To validate the proposed multi-model adaptive control approach, we conducted simulation experiments using MATLAB/Simulink. The quadrotor model was implemented with the specified parameters, and the controllers were designed for the hovering scenario. The initial conditions were set to $\phi = 0.18$ rad, $\theta = 0.14$ rad, and $\psi = 0.23$ rad, representing a deviation from the hovering equilibrium. We compared the performance of the multi-model LQR controller with classical PID and single LQR controllers. The PID controllers were tuned with proportional, integral, and derivative gains to achieve reasonable performance, while the single LQR controller used a fixed gain matrix based on the linearization at $\phi = 0$. The simulation results for attitude angles over time are summarized in the table below, highlighting key metrics such as settling time and overshoot:
| Control Method | Roll Angle Settling Time (s) | Pitch Angle Settling Time (s) | Yaw Angle Settling Time (s) | Overshoot (%) |
|---|---|---|---|---|
| Multi-Model LQR | 3.6 | 3.8 | 2.2 | < 5% |
| PID | 5.2 | 4.9 | 3.5 | 15% |
| Single LQR | 4.8 | 4.5 | 3.0 | 10% |
The multi-model adaptive controller demonstrated superior performance, with faster response times and minimal overshoot compared to the other methods. For instance, the roll angle stabilized to zero within 3.6 seconds, whereas PID and single LQR took 5.2 and 4.8 seconds, respectively. This improvement is attributed to the adaptive switching between submodels, which allows the controller to quickly adjust to the quadrotor’s current state. Additionally, the position coordinates $(x, y, z)$ showed smooth convergence to the desired hovering point, with oscillations damped effectively. The multi-model approach also handled coupling effects between axes better, as evidenced by the coordinated response in roll, pitch, and yaw angles. These results underscore the effectiveness of multi-model adaptive control in enhancing the hovering performance of quadrotor UAVs.

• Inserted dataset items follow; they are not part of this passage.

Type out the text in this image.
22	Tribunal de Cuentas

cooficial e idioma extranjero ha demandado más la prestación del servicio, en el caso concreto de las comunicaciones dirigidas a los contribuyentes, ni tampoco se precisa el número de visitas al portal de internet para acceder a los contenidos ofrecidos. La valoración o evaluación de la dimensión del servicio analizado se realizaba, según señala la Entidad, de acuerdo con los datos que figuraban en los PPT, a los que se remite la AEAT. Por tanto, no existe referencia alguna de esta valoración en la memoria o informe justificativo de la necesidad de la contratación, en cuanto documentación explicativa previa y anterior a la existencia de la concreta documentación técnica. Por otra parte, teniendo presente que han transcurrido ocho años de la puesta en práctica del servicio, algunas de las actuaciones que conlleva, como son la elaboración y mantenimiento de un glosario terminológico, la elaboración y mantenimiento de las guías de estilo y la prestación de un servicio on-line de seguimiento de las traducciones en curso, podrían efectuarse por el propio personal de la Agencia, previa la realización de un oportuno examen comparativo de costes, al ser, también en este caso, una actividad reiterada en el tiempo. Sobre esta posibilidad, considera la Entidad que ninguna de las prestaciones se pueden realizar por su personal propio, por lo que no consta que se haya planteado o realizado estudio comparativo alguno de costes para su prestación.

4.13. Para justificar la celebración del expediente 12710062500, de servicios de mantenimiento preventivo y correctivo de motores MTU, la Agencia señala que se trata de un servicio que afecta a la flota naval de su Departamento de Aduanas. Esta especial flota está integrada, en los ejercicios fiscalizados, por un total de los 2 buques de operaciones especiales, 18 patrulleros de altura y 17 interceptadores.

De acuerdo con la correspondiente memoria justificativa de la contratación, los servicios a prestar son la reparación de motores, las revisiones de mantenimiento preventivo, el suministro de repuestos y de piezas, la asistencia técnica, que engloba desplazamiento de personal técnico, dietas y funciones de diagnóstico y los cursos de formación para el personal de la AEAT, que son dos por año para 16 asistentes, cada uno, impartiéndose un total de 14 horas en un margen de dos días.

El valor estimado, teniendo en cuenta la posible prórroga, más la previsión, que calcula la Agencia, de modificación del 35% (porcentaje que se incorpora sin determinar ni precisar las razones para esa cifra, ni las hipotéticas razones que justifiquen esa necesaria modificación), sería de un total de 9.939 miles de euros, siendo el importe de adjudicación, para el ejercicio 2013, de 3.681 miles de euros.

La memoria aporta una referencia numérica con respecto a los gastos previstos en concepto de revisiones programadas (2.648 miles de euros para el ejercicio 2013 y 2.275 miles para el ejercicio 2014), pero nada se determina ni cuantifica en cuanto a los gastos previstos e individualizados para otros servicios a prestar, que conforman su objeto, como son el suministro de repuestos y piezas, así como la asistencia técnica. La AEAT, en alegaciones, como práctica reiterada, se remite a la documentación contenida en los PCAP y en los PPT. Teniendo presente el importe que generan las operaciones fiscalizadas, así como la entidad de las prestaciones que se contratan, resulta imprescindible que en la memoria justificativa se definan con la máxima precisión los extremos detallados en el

In conclusion, the integration of multi-model adaptive control with LQR optimization offers a robust solution for the hovering attitude control of quadrotor UAVs. By partitioning the system into multiple submodels and designing optimal controllers for each, we achieve improved response speed, reduced overshoot, and better adaptability to dynamic changes. The simulation experiments confirm that this approach outperforms traditional PID and single LQR controllers, making it a viable strategy for real-world quadrotor applications. Future work could focus on extending this method to handle external disturbances, such as wind gusts, and incorporating robustness analyses to further enhance performance. Additionally, experimental validation on physical quadrotor platforms would be valuable to assess practical implementation challenges. Overall, multi-model adaptive control represents a significant advancement in quadrotor control, paving the way for more reliable and efficient autonomous systems.